だが、EUの制裁にもかかわらず、ロシア各地で高級車の輸入が確認されている。英フィナンシャル・タイムズ(FT)の報道によると、ロシアの自動車取引サイト(Auto.ru)では50台以上の高級車が出品されているという。さらにFTは、5万ユーロ超の自動車を密輸するロシアの業者5社を特定したとしている。
制裁網を突き抜ける密輸組織
韓国にまで及ぶ影響
ロシアの密輸業者は、1台につき平均1万9,900ドル(約315万円)の利益を上乗せして販売を行っているという。密輸業者5社の一つ、アブトインポート社は、アウトパートナーBGLの投稿を引用し、BMW 530d Mスポーツを6万8,200ドル(約1,080万円)で販売すると告知した。しかし、同車はアウトパートナーBGLの自社サイトでは3万1,900ユーロ(約516万円)で販売されており、約590万円もの価格差が生じている。
EUはこれに対し、さらなる制裁強化に踏み切った。しかし、その対応にもかかわらず、密輸は収束するどころか、むしろ一層多様なルートで展開されるようになった。カザフスタン、キルギスなどの密輸経路が遮断されると、今度はトルコ、ジョージア、さらには韓国にまでその経路が拡大している。
高級車密輸の闇
金正恩も関与か
ロシアの高級車密輸は他人事ではない。北朝鮮でも、国際社会への挑戦とも取れる露骨な密輸が行われている。北朝鮮もロシアと同様、国連による高級車の対北輸出制裁下にある。
しかし、昨年4月、米国の北朝鮮専門メディアによると、朝鮮人民軍創建92周年行事で確認された高級車は19台に上ったという。本来であれば北朝鮮への搬入経路が遮断されているはずの車両が、公式行事で姿を見せたのである。ロシアの高官から北朝鮮の金正恩氏まで、なぜここまで高級車にこだわるのか。
自国車では得られぬ満足
浮き彫りになる富裕層の傲慢
自国ブランドでは得られない贅沢を手放せず、それを誇示したい欲求が背景にあるとみられる。ロシアの自動車ブランドは主にLADA、UAZ、NAMIなどだが、いずれもBMWやメルセデス・ベンツといった高級外国車ブランドと比べ知名度は低い。車から醸し出される高級感にも歴然とした差がある。

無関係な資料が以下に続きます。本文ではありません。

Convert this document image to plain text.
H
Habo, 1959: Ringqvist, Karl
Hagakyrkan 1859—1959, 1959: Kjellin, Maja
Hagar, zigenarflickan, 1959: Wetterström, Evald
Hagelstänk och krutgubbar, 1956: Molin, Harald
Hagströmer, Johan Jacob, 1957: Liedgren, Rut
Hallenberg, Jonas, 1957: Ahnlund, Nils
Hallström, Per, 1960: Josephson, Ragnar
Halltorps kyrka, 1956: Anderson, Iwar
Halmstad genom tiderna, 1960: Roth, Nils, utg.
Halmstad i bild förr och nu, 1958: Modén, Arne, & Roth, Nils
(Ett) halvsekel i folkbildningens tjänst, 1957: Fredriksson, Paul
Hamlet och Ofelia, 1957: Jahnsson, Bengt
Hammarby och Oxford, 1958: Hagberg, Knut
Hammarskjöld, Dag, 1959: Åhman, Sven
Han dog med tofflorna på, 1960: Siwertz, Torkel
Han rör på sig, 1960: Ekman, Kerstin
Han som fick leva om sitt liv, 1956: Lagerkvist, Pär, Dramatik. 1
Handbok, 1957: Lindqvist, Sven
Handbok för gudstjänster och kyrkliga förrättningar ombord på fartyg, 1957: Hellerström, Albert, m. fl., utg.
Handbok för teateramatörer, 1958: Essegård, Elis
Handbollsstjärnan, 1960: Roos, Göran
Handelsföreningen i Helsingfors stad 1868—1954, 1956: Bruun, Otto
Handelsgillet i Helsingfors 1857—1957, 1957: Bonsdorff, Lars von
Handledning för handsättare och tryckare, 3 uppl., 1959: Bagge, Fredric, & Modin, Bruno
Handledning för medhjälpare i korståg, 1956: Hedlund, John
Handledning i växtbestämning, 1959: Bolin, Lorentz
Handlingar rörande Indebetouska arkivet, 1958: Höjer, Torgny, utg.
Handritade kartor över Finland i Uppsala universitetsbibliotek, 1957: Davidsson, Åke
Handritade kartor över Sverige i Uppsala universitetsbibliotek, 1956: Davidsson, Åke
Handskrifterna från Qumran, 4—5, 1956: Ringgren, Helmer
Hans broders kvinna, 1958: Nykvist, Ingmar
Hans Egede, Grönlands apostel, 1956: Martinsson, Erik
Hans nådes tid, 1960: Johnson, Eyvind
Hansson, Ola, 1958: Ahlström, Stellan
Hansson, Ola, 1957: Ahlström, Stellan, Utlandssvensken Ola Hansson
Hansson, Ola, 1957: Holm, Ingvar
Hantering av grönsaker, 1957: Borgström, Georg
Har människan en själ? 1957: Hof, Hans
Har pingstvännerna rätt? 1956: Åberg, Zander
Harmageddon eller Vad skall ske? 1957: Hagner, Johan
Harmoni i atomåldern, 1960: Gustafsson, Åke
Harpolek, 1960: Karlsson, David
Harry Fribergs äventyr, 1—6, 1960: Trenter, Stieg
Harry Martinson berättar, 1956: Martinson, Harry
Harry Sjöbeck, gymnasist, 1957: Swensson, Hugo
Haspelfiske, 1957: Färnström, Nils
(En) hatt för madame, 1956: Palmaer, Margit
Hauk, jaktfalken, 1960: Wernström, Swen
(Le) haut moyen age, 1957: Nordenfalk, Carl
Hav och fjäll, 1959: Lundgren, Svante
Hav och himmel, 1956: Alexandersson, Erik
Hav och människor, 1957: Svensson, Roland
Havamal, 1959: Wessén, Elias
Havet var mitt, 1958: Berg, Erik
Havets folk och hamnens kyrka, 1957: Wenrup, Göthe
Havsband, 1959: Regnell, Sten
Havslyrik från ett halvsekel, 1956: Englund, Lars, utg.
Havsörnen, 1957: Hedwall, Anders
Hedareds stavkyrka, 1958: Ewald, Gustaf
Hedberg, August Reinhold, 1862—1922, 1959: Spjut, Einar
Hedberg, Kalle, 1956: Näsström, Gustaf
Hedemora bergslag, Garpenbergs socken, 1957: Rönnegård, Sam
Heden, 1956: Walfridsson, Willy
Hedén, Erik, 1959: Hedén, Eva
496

ロシアでは開戦前、数々の高級車が輸入され、多くの人々がその魅力を享受していた。ウクライナ侵攻直後は生存が最優先で贅沢など考える余裕はなかったはずだ。しかし、約3年が経過し、戦前に味わっていた高級外国車の魅力が再び意識され始めたとみられる。金正恩氏も高級車を誇示することで、制裁など意に介さず豪勢な暮らしを継続していることを示そうとしているものと考えられる。